The congressional panel has deemed Trump’s oldest daughter a crucial witness because she reportedly visited her father several times in the White House on Jan. 6 as the mob of his supporters marauded through the Capitol, hunting down perceived enemies.

—New York Daily News

Cal State system adds caste to anti-discrimination policy in groundbreaking decision

LOS ANGELES — The California State University announced it has added caste as a protected category in its system-wide anti-discrimination policy, a hard-fought policy deeply meaningful to Dalit students of South Asian decent.

The Cal State policy came after years of activism from Dalit students and allies to bring an end to caste discrimination they encountered on campuses across California.

"I commend the incredible work and dedication of the students, employees and other partners whose efforts ensure that our policies align with our bold aspirations," said Cal State Chancellor Joseph I. Castro.

Caste-oppressed people call themselves Dalit, which means "broken people." Formerly known as untouchables, Dalits fell at the bottom of a centuries-old — and now outlawed — social hierarchy that governed the lives of over a quarter-billion people worldwide, including many in the U.S.

Caste was handed down at birth and determined a person's social status based on so-called spiritual purity reflected by a feudal ranking of professions.
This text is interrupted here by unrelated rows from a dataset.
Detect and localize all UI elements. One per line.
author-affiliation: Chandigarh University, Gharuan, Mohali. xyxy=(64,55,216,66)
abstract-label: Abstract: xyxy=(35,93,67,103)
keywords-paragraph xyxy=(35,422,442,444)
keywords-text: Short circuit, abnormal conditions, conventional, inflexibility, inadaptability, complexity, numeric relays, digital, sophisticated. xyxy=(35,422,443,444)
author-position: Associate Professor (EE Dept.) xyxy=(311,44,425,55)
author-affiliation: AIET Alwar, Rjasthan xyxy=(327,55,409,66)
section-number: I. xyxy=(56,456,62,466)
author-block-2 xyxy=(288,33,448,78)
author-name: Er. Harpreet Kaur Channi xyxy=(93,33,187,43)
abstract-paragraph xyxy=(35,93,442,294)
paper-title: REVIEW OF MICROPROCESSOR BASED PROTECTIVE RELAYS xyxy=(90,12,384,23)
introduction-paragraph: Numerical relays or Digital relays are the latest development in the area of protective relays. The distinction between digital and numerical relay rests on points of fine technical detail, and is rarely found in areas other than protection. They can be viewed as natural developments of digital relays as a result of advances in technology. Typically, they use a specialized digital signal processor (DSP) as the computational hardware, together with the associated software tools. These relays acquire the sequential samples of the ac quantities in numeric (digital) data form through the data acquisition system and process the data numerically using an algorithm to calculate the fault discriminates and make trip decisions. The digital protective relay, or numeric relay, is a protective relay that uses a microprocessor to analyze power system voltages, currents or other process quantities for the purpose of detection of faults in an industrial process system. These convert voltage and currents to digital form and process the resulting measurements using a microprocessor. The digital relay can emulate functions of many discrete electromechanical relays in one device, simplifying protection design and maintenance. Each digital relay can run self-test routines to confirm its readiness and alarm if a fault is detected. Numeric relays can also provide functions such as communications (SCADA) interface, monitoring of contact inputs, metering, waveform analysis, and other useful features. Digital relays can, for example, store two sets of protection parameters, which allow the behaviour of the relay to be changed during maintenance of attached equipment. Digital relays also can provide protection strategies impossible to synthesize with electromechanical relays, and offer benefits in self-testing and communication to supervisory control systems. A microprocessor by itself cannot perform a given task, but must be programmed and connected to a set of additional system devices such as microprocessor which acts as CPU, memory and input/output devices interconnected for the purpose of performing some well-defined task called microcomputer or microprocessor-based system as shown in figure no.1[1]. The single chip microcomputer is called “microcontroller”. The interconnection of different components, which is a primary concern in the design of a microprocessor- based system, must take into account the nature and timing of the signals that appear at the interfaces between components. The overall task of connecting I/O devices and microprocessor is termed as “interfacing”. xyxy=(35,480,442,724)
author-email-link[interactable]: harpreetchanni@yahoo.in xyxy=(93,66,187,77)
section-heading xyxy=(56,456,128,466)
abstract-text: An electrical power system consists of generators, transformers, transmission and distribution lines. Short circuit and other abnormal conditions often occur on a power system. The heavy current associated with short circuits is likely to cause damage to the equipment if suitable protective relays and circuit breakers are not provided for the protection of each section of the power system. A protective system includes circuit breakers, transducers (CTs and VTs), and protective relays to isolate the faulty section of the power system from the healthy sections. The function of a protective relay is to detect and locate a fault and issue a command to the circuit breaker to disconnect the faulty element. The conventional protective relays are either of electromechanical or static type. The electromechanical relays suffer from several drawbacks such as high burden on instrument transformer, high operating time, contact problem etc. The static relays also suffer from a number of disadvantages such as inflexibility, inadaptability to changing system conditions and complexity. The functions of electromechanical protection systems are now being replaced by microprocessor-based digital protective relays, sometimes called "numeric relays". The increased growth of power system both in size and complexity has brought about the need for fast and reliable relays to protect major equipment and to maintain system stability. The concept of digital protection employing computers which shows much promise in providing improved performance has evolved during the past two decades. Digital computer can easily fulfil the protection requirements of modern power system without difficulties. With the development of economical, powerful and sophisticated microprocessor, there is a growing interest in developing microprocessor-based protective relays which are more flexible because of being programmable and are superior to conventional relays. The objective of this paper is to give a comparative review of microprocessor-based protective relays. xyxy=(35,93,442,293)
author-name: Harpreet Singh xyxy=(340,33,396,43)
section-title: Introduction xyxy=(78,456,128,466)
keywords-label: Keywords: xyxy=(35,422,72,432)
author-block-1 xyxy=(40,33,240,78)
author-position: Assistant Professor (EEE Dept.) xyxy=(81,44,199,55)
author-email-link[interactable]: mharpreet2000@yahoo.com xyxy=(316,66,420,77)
Although caste discrimination is officially banned in India and other South Asian countries, the practice is rampant in the region and among communities in the diaspora.

—Los Angeles Times

German abuse study accuses Pope Emeritus Benedict of misconduct

MUNICH, Germany — A report prompted by sexual abuse allegations in the German Catholic Church accuses Pope Emeritus Benedict XVI of misconduct on four counts during his time as archbishop of Munich and Freising between 1977 and 1982.

Benedict — known then as Cardinal Joseph Ratzinger — has denied any wrongdoing.

Critics have long accused Benedict of failing to act on abuse in the clergy. They have focused on the case of a priest from the western German state of North Rhine Westphalia, who allegedly abused boys repeatedly.

The priest was relocated from North Rhine Westphalia to Benedict's home state of Bavaria, where he was convicted of child abuse and is said to have repeatedly relapsed.

This case alone takes up 370 pages of the report, which is over 1,700 pages long.

At least 497 victims have been counted in the study. Most of them were male children and adolescents who were targeted between 1945 and 2019, the law firm Westpfahl Spilker Wastl (WSW) announced in Munich. It prepared the expert opinion on behalf of the archdiocese.

According to the study, there were at least 235 alleged perpetrators - among them 173 priests and nine deacons.